Skin Lesions In A Collegiate Football Player - Page #4
 

Working Diagnosis:
Hemochromatosis due to Homozygous C282Y gene mutation and porphyria cutanea tarda.

Treatment:
He was initially treated with allergy shots and steroid injections, which was unsuccessful. Then he underwent weekly phlebotomy with lab monitoring every two months, which helped, but subsequently caused dehydration and fatigue. This impacted his ability to play football, so the phlebotomies were decreased to every two weeks, which improved his symptoms of dehydration and fatigue. Topical steroids helped with the skin lesions. Cessation of alcohol use was implemented.

Outcome:
Follow up at 3 months showed his ferritin level in the normal range (57 ng/mL) but his liver enzymes were still elevated (AST 47 U/L and ALT 90 U/L). At that time the athlete had received 12 phlebotomies. Follow up at 6 months showed both his ferritin level (50 ng/mL) and liver enzyme levels (AST 26 U/L and ALT 36 U/L) were within normal limits. At the 6 month follow-up, the athlete was unrestricted in his activities and was donating blood every 56 days. He was able to return to football practices and games during his senior year, and he only missed one game after he was diagnosed and treatment was started.

Editor's Comments:
Porphyrias are a group of diseases caused by abnormal heme synthesis. Porphyria Cutanea Tarda (PCT) is a dermatological disease characterized by photosensitivity and is the most common of the porphyrias. Skin biopsy is not required for the diagnosis of PCT; however, if performed, it may show eosinophilic periodic acid Schiff-positive globules in the epidermis ("caterpillar bodies"). All patients with PCT who have active skin lesions should be treated with phlebotomy or low-dose hydroxychloroquine. The treatment plan depends on the degree of iron overload and other susceptibility factors.

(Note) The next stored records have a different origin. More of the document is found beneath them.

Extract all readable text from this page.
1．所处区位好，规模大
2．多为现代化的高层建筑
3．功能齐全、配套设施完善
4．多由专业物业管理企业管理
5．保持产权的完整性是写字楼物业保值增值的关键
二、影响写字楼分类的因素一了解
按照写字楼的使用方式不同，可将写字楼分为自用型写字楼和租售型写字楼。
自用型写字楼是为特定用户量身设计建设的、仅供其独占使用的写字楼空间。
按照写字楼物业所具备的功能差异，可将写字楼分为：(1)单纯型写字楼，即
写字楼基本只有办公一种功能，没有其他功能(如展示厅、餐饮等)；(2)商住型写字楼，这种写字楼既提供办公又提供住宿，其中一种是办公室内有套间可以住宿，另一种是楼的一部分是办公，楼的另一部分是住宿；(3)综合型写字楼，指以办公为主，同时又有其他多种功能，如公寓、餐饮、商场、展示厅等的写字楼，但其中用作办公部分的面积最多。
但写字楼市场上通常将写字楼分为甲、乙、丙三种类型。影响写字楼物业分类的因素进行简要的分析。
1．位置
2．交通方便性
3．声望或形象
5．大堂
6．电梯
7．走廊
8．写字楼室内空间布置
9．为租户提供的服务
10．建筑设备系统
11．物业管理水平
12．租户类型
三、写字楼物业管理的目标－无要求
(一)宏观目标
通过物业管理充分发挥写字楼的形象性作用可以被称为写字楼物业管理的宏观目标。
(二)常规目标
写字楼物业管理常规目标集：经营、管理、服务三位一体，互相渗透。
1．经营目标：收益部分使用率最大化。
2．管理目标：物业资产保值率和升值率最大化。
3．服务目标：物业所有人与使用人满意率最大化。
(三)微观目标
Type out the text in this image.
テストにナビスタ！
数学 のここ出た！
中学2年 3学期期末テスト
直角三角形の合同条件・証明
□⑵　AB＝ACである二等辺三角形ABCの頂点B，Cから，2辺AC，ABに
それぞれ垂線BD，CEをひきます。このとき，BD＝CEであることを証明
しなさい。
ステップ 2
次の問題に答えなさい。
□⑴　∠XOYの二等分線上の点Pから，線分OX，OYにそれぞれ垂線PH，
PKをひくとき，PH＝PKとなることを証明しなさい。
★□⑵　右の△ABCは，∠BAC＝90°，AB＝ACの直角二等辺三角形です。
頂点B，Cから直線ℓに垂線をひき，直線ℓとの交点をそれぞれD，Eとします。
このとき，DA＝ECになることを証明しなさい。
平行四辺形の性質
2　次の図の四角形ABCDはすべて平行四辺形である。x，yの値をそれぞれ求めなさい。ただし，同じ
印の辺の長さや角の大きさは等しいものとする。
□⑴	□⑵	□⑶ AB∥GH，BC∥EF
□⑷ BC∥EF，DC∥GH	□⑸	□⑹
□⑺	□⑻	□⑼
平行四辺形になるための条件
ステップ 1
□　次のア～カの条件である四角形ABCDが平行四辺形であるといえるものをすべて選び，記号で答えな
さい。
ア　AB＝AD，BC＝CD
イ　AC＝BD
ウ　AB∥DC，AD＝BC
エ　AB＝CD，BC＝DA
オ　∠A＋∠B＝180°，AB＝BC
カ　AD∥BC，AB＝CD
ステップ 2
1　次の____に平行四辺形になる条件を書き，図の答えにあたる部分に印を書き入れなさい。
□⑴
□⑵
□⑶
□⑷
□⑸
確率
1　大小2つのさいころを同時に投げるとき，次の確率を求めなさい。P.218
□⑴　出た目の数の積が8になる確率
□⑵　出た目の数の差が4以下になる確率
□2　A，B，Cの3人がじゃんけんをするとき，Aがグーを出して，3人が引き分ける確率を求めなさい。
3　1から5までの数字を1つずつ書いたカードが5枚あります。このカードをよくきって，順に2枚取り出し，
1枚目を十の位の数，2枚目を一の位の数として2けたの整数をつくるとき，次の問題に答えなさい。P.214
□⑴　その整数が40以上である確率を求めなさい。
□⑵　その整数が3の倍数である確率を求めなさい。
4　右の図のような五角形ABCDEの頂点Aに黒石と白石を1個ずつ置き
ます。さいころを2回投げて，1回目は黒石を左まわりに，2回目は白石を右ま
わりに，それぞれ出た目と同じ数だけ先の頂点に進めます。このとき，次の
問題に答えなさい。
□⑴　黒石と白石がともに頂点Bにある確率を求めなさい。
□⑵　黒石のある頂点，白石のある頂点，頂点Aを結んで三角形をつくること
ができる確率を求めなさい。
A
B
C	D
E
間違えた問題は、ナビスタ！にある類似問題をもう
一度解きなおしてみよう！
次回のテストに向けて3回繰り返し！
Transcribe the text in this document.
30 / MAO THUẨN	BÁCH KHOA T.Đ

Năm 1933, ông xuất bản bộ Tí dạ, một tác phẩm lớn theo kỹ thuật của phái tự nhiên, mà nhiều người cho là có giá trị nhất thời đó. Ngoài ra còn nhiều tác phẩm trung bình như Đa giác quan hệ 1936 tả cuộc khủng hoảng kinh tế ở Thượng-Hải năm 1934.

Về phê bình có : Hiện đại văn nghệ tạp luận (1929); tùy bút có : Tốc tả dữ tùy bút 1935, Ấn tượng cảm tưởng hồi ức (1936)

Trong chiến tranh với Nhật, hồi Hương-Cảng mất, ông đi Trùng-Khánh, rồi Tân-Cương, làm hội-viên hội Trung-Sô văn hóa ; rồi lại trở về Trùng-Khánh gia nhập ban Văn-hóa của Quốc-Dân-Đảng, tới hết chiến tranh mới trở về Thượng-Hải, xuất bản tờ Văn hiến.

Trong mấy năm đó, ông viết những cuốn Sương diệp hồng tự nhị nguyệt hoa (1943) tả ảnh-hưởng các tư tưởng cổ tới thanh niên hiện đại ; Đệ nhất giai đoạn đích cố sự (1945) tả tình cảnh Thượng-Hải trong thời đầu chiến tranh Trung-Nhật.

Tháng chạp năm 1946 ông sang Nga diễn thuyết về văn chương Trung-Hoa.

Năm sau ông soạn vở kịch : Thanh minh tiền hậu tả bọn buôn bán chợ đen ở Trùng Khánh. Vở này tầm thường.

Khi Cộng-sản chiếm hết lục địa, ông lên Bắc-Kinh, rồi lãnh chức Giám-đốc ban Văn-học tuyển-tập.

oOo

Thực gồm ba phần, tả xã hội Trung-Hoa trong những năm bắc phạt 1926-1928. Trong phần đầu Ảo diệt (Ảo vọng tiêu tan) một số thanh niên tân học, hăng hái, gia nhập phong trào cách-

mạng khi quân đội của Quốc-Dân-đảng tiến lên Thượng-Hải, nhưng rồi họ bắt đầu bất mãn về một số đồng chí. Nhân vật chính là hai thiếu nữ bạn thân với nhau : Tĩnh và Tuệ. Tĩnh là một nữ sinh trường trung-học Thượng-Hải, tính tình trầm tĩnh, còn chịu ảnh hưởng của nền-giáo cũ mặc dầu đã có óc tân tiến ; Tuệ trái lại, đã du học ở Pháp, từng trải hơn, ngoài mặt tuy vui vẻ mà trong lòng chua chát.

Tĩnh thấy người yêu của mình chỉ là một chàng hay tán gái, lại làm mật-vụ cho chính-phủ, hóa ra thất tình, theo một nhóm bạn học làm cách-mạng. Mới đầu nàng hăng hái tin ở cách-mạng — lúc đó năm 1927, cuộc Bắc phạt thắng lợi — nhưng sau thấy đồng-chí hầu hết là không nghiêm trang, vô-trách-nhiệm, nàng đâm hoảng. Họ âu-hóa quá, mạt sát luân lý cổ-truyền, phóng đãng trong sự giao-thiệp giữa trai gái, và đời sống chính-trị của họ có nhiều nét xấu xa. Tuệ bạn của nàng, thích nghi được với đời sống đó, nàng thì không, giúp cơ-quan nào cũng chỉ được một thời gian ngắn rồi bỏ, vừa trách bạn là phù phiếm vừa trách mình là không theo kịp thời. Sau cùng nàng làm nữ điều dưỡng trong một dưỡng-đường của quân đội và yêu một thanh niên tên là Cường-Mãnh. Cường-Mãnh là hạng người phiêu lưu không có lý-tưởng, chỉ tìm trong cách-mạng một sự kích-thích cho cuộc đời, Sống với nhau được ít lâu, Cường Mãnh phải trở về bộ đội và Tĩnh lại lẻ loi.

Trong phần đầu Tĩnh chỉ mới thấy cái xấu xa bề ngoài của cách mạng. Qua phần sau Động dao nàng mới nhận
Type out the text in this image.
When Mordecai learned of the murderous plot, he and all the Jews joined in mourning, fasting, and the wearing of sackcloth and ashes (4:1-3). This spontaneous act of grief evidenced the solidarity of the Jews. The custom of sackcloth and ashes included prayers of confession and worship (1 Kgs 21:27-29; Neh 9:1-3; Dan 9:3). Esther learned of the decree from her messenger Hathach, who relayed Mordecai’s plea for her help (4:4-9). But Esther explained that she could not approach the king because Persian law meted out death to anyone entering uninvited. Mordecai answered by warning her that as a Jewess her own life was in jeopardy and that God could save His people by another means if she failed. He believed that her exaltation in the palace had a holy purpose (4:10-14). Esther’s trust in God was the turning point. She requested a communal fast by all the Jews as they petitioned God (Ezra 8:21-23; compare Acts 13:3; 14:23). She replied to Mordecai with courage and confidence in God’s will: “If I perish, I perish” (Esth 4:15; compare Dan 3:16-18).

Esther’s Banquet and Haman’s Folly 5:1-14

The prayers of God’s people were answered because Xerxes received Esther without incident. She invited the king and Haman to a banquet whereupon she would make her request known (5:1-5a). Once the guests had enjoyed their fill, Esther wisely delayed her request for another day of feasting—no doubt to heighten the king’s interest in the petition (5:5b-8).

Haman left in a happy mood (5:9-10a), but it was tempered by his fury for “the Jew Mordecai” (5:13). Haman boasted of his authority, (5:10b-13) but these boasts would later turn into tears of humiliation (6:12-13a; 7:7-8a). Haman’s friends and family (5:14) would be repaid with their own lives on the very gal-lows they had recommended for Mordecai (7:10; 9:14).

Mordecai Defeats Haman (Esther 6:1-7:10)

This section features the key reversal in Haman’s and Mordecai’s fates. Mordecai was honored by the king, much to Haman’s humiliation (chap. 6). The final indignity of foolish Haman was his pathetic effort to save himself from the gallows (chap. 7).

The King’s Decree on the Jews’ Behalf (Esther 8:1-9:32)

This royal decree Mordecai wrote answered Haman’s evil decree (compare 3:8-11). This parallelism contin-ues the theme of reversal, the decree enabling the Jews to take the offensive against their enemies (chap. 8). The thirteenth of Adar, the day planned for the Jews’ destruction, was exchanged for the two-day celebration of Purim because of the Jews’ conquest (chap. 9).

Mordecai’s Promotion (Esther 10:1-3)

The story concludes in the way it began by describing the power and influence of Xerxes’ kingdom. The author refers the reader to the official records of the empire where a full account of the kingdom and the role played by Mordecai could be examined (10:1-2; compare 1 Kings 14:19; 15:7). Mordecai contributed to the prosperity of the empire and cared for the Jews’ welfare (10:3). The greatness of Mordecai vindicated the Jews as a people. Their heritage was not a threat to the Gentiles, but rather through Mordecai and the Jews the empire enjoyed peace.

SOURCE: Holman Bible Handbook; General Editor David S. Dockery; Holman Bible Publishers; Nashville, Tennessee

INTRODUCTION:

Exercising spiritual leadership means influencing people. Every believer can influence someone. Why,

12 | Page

PCT is associated with Hereditary Hemochromatosis (HH) and may be the presenting symptom of underlying HH. HH is the most common inherited liver disease and is characterized by increased intestinal iron absorption, deposition of iron in various organs (most notably in the liver), and resultant oxidative damage. The diagnosis of PCT should prompt the clinician to obtain iron studies and liver function tests to screen for HH with a low threshold for genetic testing, as early diagnosis can prevent advance sequelae of HH. A large meta-analysis with genetic susceptibility for HH found that there was a 48-fold increase in the chance of developing PCT in those homozygous for C282Y.

References:
1. Bissell D, Anderson K, Bonkovsky H. Porphyria. New England Journal of Medicine. 2017;377(9):862-872. doi:10.1056/nejmra1608634
2. de Geus H, Dees A. Sporadic porphyria cutanea tarda due to haemochromatosis. Neth J Med. 2006;64(8):307-309.
3. Roberts A, Whatley S, Morgan R, Worwood M, Elder G. Increased frequency of the haemochromatosis Cys282Tyr mutation in sporadic porphyria cutanea tarda. The Lancet. 1997;349(9048):321-323. doi:10.1016/s0140-6736(96)09436-6
4. Sarkany R. The management of porphyria cutanea tarda. Clin Exp Dermatol. 2001;26:225-232.
5. Bovenschen H, Vissers W. Primary hemochromatosis presented by porphyria cutanea tarda: a case report. Cases J. 2009;2(7246). doi:10.4076/1757-1626-2-7246
6. Edwards M, Ray J, Bacon B. Sporadic Porphyria Cutanea Tarda as the Initial Manifestation of Hereditary Hemochromatosis. ACG Case Rep J. 2019;6(11):e00247. doi:10.14309/crj.0000000000000247
7. Salgia R, Brown K. Diagnosis and Management of Hereditary Hemochromatosis. Clin Liver Dis. 2015;19:187-198. doi:10.1016/j.cld.2014.09.011
8. Jalil S, Grady JJ, Lee C, Anderson KE. Associations among behavior-related susceptibility factors in porphyria cutanea tarda. Clin Gastroenterol Hepatol. 2010;8:297-e1.